Anyway, this post is primarily about the scientific basis for cross-training, so I'll get on with it. Actually, there seems to be very little to support the idea that cross-training in other sports complements endurance running - at least in terms of performance. This New York Times article summarises the current state of research on cross-training, which is based on a few small studies from the nineties, most of which didn't last longer than a few weeks. The general consensus seems to be that although you can maintain a decent level of fitness by substituting runs for cycling or swimming sessions, the only thing that is going to make you really good at running is doing a lot of running.
In one 1994 review, a researcher at the University of Tennessee concluded that athletes (and ordinary folks) never see any greater benefits from cross-training than they do from their main sports. There may be some transfer of aerobic capacity between running and cycling, but less with swimming. Boo. Another study took the interesting approach of comparing physiological adaptations between runners and cyclists. Intriguingly, an athlete's ability to use oxygen, measured as VO2max (based largely on heart and muscle adaptations, see posts II and III), was specific to their individual sport. So a runner would be able to achieve a higher VO2max on a treadmill, whereas a cyclist would be able to achieve a higher VO2max on a bike. This hints at just how well our bodies are able adapt to different sports. BUT, it turns out triathletes have pretty similar measurements on both treadmill and bike, reflecting the fact that they train regularly on both.
So my cross-training probably hasn't made me any better at running. On the other hand, that wasn't really my expectation. I was trying to ensure that I didn't lose any fitness during my marathon training regime, and to protect a dodgy ankle from pounding on hard ground. My best guess based on limited literature is that my running fitness would take a few weeks to drop off, and that swimming, and certainly cycling, would go some way towards slowing that drop-off. But what about protecting my dodgy ankle? According to the Tennessee guy:
"...cross-training may be an appropriate supplement during rehabilitation periods from physical injury and during periods of overtraining or psychological fatigue"Okay. Good. But note the "may" in this sentence. It seems common sense to me that if you're reducing your weekly mileage on the roads, you're less likely to get injured (this study on injuries in high school runners and this one on risk factors for running injuries come to tentatively similar conclusions) but I can't find any evidence to suggest that adding cross-training to an already demanding running schedule will stop you doing yourself a mischief. And perhaps surprisingly, this very small study appears to suggest that running and cycling take an equal toll on your feet, thus throwing my early morning Big Willy cycling sessions into jeopardy...
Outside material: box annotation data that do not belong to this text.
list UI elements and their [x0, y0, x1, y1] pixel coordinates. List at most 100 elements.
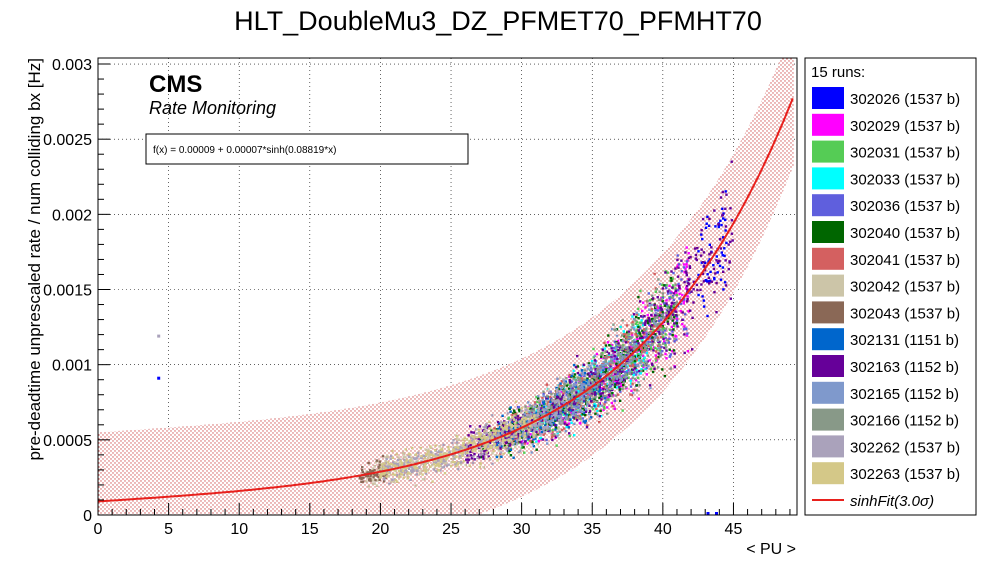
- data-point: [536, 443, 539, 446]
- data-point: [668, 354, 672, 358]
- data-point: [663, 374, 667, 378]
- data-point: [648, 299, 652, 302]
- data-point: [647, 331, 650, 334]
- data-point: [379, 475, 382, 479]
- data-point: [700, 283, 703, 286]
- data-point: [565, 377, 568, 380]
- data-point: [497, 429, 500, 432]
- data-point: [473, 452, 476, 456]
- data-point: [591, 379, 595, 382]
- data-point: [622, 333, 625, 336]
- y-tick-label: 0.0005: [43, 433, 92, 450]
- legend-swatch: [812, 87, 844, 109]
- data-point: [395, 474, 399, 477]
- data-point: [630, 393, 634, 397]
- data-point: [557, 400, 560, 404]
- data-point: [633, 339, 636, 342]
- data-point: [375, 459, 379, 462]
- data-point: [631, 363, 635, 366]
- data-point: [481, 452, 484, 456]
- data-point: [618, 382, 621, 385]
- data-point: [583, 408, 586, 412]
- data-point: [411, 446, 414, 450]
- data-point: [534, 428, 537, 431]
- data-point: [666, 292, 670, 295]
- data-point: [479, 462, 482, 465]
- data-point: [599, 414, 603, 418]
- data-point: [699, 254, 703, 257]
- data-point: [637, 317, 640, 320]
- data-point: [603, 356, 607, 359]
- data-point: [391, 473, 395, 476]
- data-point: [641, 336, 644, 340]
- data-point: [641, 339, 644, 343]
- data-point: [630, 348, 634, 351]
- data-point: [633, 360, 637, 363]
- data-point: [487, 455, 490, 458]
- data-point: [536, 422, 539, 425]
- data-point: [360, 480, 363, 484]
- data-point: [601, 368, 604, 371]
- data-point: [536, 424, 539, 428]
- x-tick-label: 20: [372, 521, 390, 538]
- data-point: [576, 365, 579, 368]
- data-point: [588, 404, 591, 407]
- data-point: [462, 444, 465, 447]
- data-point: [564, 388, 568, 391]
- data-point: [491, 452, 494, 455]
- data-point: [536, 430, 540, 433]
- legend-swatch: [812, 435, 844, 458]
- data-point: [431, 480, 434, 483]
- data-point: [660, 309, 663, 313]
- data-point: [526, 415, 529, 418]
- data-point: [430, 457, 433, 460]
- data-point: [623, 355, 626, 358]
- data-point: [396, 459, 400, 462]
- data-point: [657, 347, 660, 350]
- data-point: [686, 280, 689, 283]
- data-point: [577, 406, 580, 409]
- legend-label: 302165 (1152 b): [850, 386, 959, 403]
- data-point: [532, 409, 535, 412]
- data-point: [376, 469, 379, 472]
- data-point: [514, 400, 518, 403]
- data-point: [482, 447, 485, 451]
- legend-label: 302042 (1537 b): [850, 279, 960, 296]
- data-point: [485, 433, 489, 436]
- data-point: [594, 370, 597, 374]
- data-point: [642, 301, 645, 304]
- data-point: [532, 408, 536, 411]
- data-point: [603, 363, 607, 366]
- data-point: [659, 304, 662, 308]
- data-point: [615, 381, 618, 385]
- data-point: [552, 399, 555, 402]
- data-point: [453, 461, 456, 464]
- data-point: [654, 354, 657, 357]
- data-point: [462, 441, 465, 444]
- data-point: [483, 430, 486, 433]
- data-point: [536, 413, 539, 416]
- data-point: [603, 341, 606, 345]
- data-point: [557, 412, 561, 415]
- data-point: [646, 304, 649, 307]
- data-point: [629, 372, 632, 375]
- data-point: [663, 329, 667, 332]
- data-point: [664, 327, 668, 330]
- data-point: [542, 394, 545, 397]
- data-point: [537, 410, 540, 413]
- data-point: [602, 372, 605, 376]
- data-point: [658, 282, 662, 286]
- data-point: [404, 456, 407, 459]
- data-point: [588, 391, 591, 394]
- data-point: [603, 397, 606, 400]
- data-point: [557, 427, 560, 430]
- data-point: [487, 427, 491, 430]
- legend-swatch: [812, 247, 844, 270]
- data-point: [663, 346, 666, 350]
- data-point: [642, 377, 645, 381]
- data-point: [669, 276, 673, 280]
- data-point: [559, 388, 562, 391]
- data-point: [509, 410, 512, 413]
- data-point: [649, 367, 653, 371]
- data-point: [404, 468, 407, 472]
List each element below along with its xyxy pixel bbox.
All this contradicts a lot of what I have been reading in marathon training plans, which seem to suggest that cross-training should form a big part of your weekly routine. I'm not convinced it does that much good, besides giving your body a bit of a break from punishing work outs on hard pavements. I think I will continue with one swim a week (not on Saturdays) just to see what happens. But otherwise, how about a leisurely stroll, a lie down on the sofa or a big fatty-fat-fat breakfast?